Student uses math to practice century-old art

Paul Heinsdorf is a change ringer at bell towers in Philadelphia.

To explain the relationship between math and change ringing, Paul Heinsdorf walked up to a chalkboard and began writing out permutations.

Permutations — which are the basis of the notes in change ringing — are the ways that number sets can be arranged. Each number is assigned to a bell and the order of numbers tells the participant which bell to ring.

Change ringing is the art of pulling ropes to ring bells in different arrangements with a group of people. This practice originated in 17th-century England when it became a popular hobby. The English held competitions to see which group could perform the most enjoyable sounds, according to the Worcestershire & Districts Change Ringing Association’s website.

“This is heavily mathematics, but this is the wrong way to think about it.” said Heinsdorf, a senior mathematics major. “When I’m in the tower, I end up thinking about it like that, and that always keeps you stuck in whatever permutation you need to be on, but what you’re really doing is looking to see who you’re following at every particular spot.”

Heinsdorf was born in Cleveland and moved to Philadelphia in 1989. When he was in grade school, his mother started change ringing after she inquired about the art form at the Church of St. Martin-in-the-Fields in Chestnut Hill. Soon after, around age 11, he joined her in the bell tower. Now, at 34 years old, he has been ringing on and off since then.   

Ringing often appeals to people with technical degrees in mathematics, engineering and physics. But it is not limited to the mathematically or musically inclined, Heinsdorf said.

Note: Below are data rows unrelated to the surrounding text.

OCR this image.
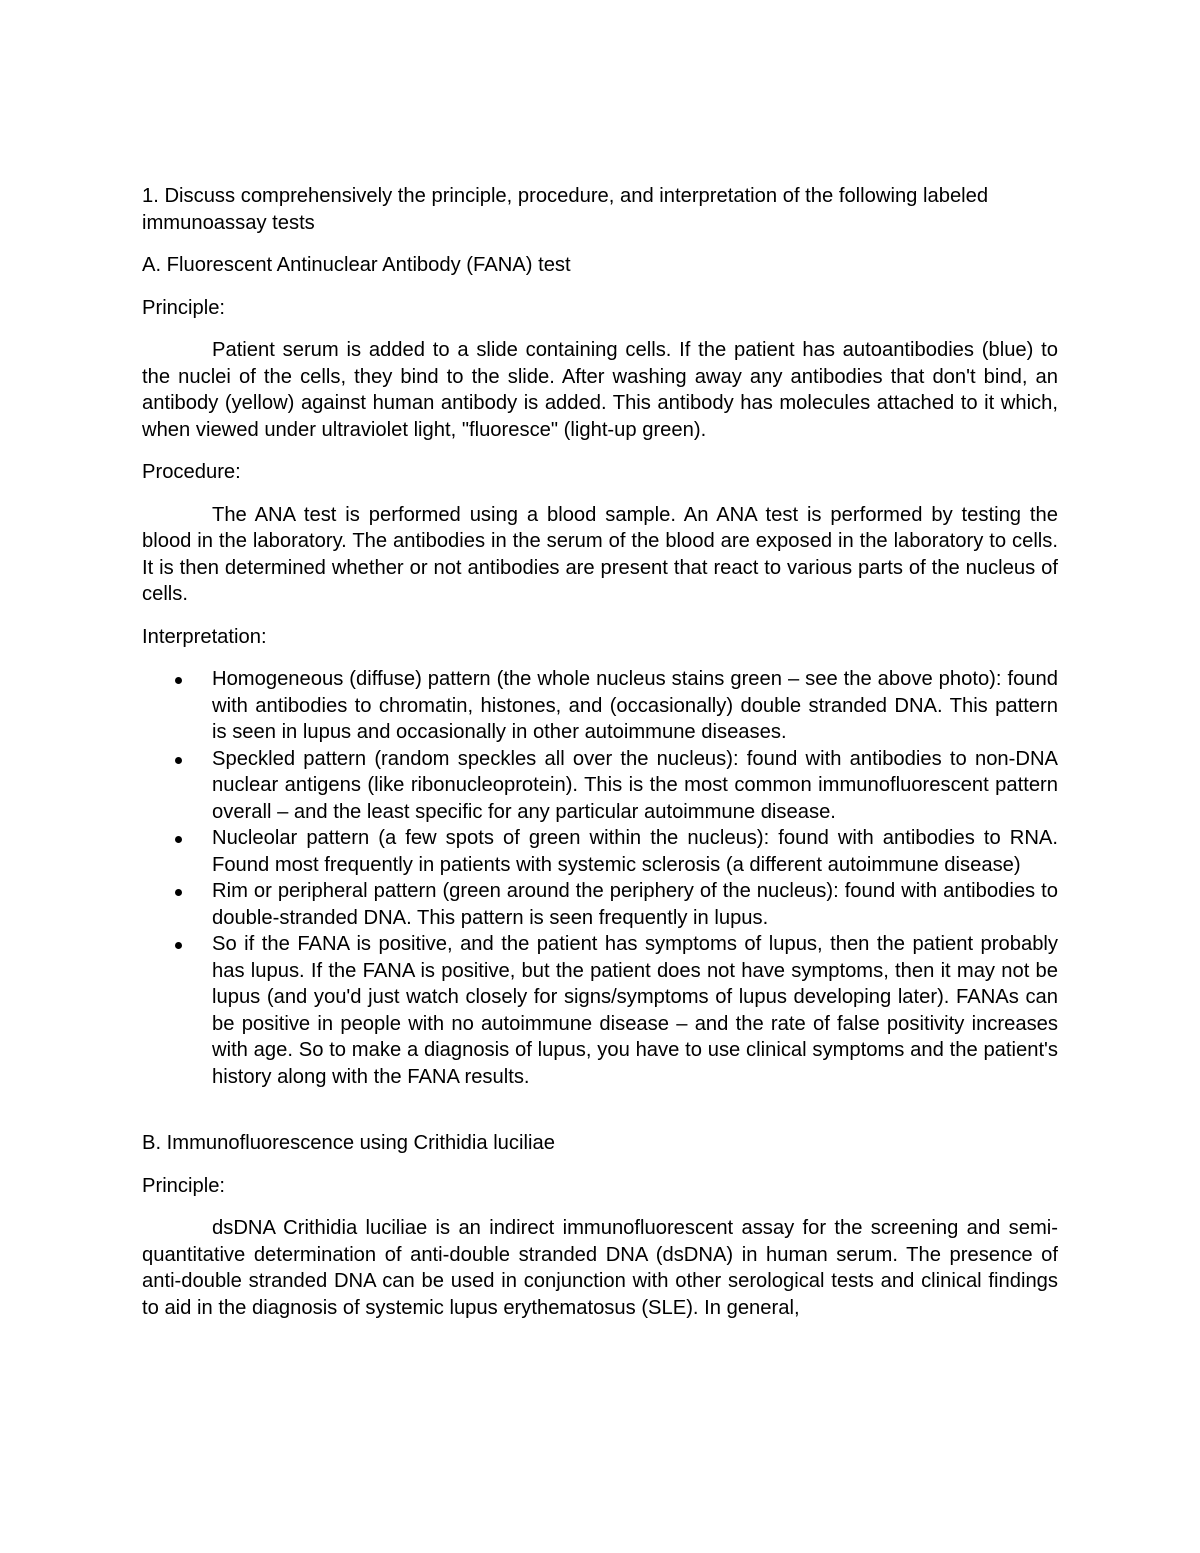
1. Discuss comprehensively the principle, procedure, and interpretation of the following labeled immunoassay tests

A. Fluorescent Antinuclear Antibody (FANA) test

Principle:

Patient serum is added to a slide containing cells. If the patient has autoantibodies (blue) to the nuclei of the cells, they bind to the slide. After washing away any antibodies that don't bind, an antibody (yellow) against human antibody is added. This antibody has molecules attached to it which, when viewed under ultraviolet light, "fluoresce" (light-up green).

Procedure:

The ANA test is performed using a blood sample. An ANA test is performed by testing the blood in the laboratory. The antibodies in the serum of the blood are exposed in the laboratory to cells. It is then determined whether or not antibodies are present that react to various parts of the nucleus of cells.

Interpretation:

Homogeneous (diffuse) pattern (the whole nucleus stains green – see the above photo): found with antibodies to chromatin, histones, and (occasionally) double stranded DNA. This pattern is seen in lupus and occasionally in other autoimmune diseases.
Speckled pattern (random speckles all over the nucleus): found with antibodies to non-DNA nuclear antigens (like ribonucleoprotein). This is the most common immunofluorescent pattern overall – and the least specific for any particular autoimmune disease.
Nucleolar pattern (a few spots of green within the nucleus): found with antibodies to RNA. Found most frequently in patients with systemic sclerosis (a different autoimmune disease)
Rim or peripheral pattern (green around the periphery of the nucleus): found with antibodies to double-stranded DNA. This pattern is seen frequently in lupus.
So if the FANA is positive, and the patient has symptoms of lupus, then the patient probably has lupus. If the FANA is positive, but the patient does not have symptoms, then it may not be lupus (and you'd just watch closely for signs/symptoms of lupus developing later). FANAs can be positive in people with no autoimmune disease – and the rate of false positivity increases with age. So to make a diagnosis of lupus, you have to use clinical symptoms and the patient's history along with the FANA results.

B. Immunofluorescence using Crithidia luciliae

Principle:

dsDNA Crithidia luciliae is an indirect immunofluorescent assay for the screening and semi-quantitative determination of anti-double stranded DNA (dsDNA) in human serum. The presence of anti-double stranded DNA can be used in conjunction with other serological tests and clinical findings to aid in the diagnosis of systemic lupus erythematosus (SLE). In general,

He added that people don’t have to be religious to get into change ringing, just patient.

“It’s just a matter of time,” Heinsdorf said. “It doesn’t require a whole lot of strength, it requires the dedication … to make sure that you can develop the muscle memory. It’s like the piano. You can practice the piano, but if you don’t like to play then what’s the point?”

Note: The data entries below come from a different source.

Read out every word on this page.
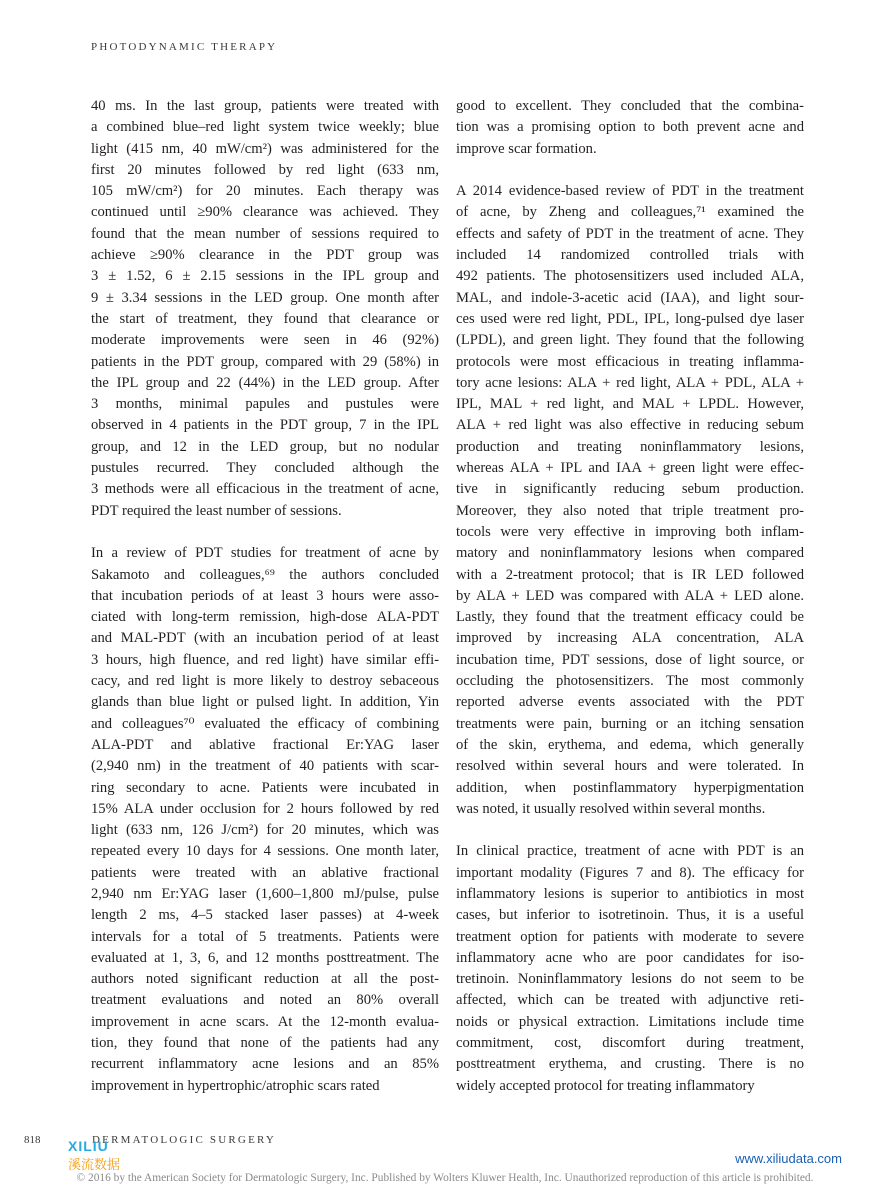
PHOTODYNAMIC THERAPY

40 ms. In the last group, patients were treated with
a combined blue–red light system twice weekly; blue
light (415 nm, 40 mW/cm²) was administered for the
first 20 minutes followed by red light (633 nm,
105 mW/cm²) for 20 minutes. Each therapy was
continued until ≥90% clearance was achieved. They
found that the mean number of sessions required to
achieve ≥90% clearance in the PDT group was
3 ± 1.52, 6 ± 2.15 sessions in the IPL group and
9 ± 3.34 sessions in the LED group. One month after
the start of treatment, they found that clearance or
moderate improvements were seen in 46 (92%)
patients in the PDT group, compared with 29 (58%) in
the IPL group and 22 (44%) in the LED group. After
3 months, minimal papules and pustules were
observed in 4 patients in the PDT group, 7 in the IPL
group, and 12 in the LED group, but no nodular
pustules recurred. They concluded although the
3 methods were all efficacious in the treatment of acne,
PDT required the least number of sessions.

In a review of PDT studies for treatment of acne by
Sakamoto and colleagues,⁶⁹ the authors concluded
that incubation periods of at least 3 hours were asso-
ciated with long-term remission, high-dose ALA-PDT
and MAL-PDT (with an incubation period of at least
3 hours, high fluence, and red light) have similar effi-
cacy, and red light is more likely to destroy sebaceous
glands than blue light or pulsed light. In addition, Yin
and colleagues⁷⁰ evaluated the efficacy of combining
ALA-PDT and ablative fractional Er:YAG laser
(2,940 nm) in the treatment of 40 patients with scar-
ring secondary to acne. Patients were incubated in
15% ALA under occlusion for 2 hours followed by red
light (633 nm, 126 J/cm²) for 20 minutes, which was
repeated every 10 days for 4 sessions. One month later,
patients were treated with an ablative fractional
2,940 nm Er:YAG laser (1,600–1,800 mJ/pulse, pulse
length 2 ms, 4–5 stacked laser passes) at 4-week
intervals for a total of 5 treatments. Patients were
evaluated at 1, 3, 6, and 12 months posttreatment. The
authors noted significant reduction at all the post-
treatment evaluations and noted an 80% overall
improvement in acne scars. At the 12-month evalua-
tion, they found that none of the patients had any
recurrent inflammatory acne lesions and an 85%
improvement in hypertrophic/atrophic scars rated

good to excellent. They concluded that the combina-
tion was a promising option to both prevent acne and
improve scar formation.

A 2014 evidence-based review of PDT in the treatment
of acne, by Zheng and colleagues,⁷¹ examined the
effects and safety of PDT in the treatment of acne. They
included 14 randomized controlled trials with
492 patients. The photosensitizers used included ALA,
MAL, and indole-3-acetic acid (IAA), and light sour-
ces used were red light, PDL, IPL, long-pulsed dye laser
(LPDL), and green light. They found that the following
protocols were most efficacious in treating inflamma-
tory acne lesions: ALA + red light, ALA + PDL, ALA +
IPL, MAL + red light, and MAL + LPDL. However,
ALA + red light was also effective in reducing sebum
production and treating noninflammatory lesions,
whereas ALA + IPL and IAA + green light were effec-
tive in significantly reducing sebum production.
Moreover, they also noted that triple treatment pro-
tocols were very effective in improving both inflam-
matory and noninflammatory lesions when compared
with a 2-treatment protocol; that is IR LED followed
by ALA + LED was compared with ALA + LED alone.
Lastly, they found that the treatment efficacy could be
improved by increasing ALA concentration, ALA
incubation time, PDT sessions, dose of light source, or
occluding the photosensitizers. The most commonly
reported adverse events associated with the PDT
treatments were pain, burning or an itching sensation
of the skin, erythema, and edema, which generally
resolved within several hours and were tolerated. In
addition, when postinflammatory hyperpigmentation
was noted, it usually resolved within several months.

In clinical practice, treatment of acne with PDT is an
important modality (Figures 7 and 8). The efficacy for
inflammatory lesions is superior to antibiotics in most
cases, but inferior to isotretinoin. Thus, it is a useful
treatment option for patients with moderate to severe
inflammatory acne who are poor candidates for iso-
tretinoin. Noninflammatory lesions do not seem to be
affected, which can be treated with adjunctive reti-
noids or physical extraction. Limitations include time
commitment, cost, discomfort during treatment,
posttreatment erythema, and crusting. There is no
widely accepted protocol for treating inflammatory

818	DERMATOLOGIC SURGERY
XILIU
溪流数据	www.xiliudata.com
© 2016 by the American Society for Dermatologic Surgery, Inc. Published by Wolters Kluwer Health, Inc. Unauthorized reproduction of this article is prohibited.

Unlike the piano, change ringing doesn’t use musical notes. Ringers write and follow a sequence of numbers, which can be arranged in different ways.

In January, Heinsdorf’s church held its annual Quarter Peal Weekend. Change ringers traveled from as far as England to attempt a quarter peal, a technique that takes about 45 minutes to complete. A peal is defined as anything over 5,000 changes, which are the transitions between each sequence of every bell striking once.

“At Quarter Peal Weekend, there are a lot of things that people can’t ring in their own churches because they don’t have enough people that know certain things,” said Bruce Butler, the president of The North American Guild of Change Ringers, which organized the event.

Heinsdorf said there aren’t many opportunities to get people from all kinds of professions and walks of life to come together to engage in an activity like this.

Because it requires cooperation and working together to pull the ropes, change ringing has a strong community, Heinsdorf said. For many ringers, change ringing ran in the family. They began because their parents rung and their grandparents rung.

Heinsdorf said some change ringers have ancestry that can trace back to the art’s origins in England.

“There’s the social aspect, the mental aspect, the physical aspect,” Butler said. “Once you learn to ring, you can go into almost any tower in the world and announce yourself as a ringer and you’ll be made more than welcome.”

Butler has rung in more than 3,000 churches all over the world, including Westminster Abbey, St. Paul’s Cathedral in London, every bell tower in Australia and South Africa and all 52 of the North American bell towers.

The community of ringers drew Heinsdorf back to the bell tower in Chestnut Hill over time, when he had the availability. For him, it’s a social group like any other, except it’s based around a lesser-known activity.

“It’s something that otherwise, we’d be missing,” Heinsdorf said. “You do it because, if it wasn’t there, it’d be missing and if you don’t do it, nobody else will.”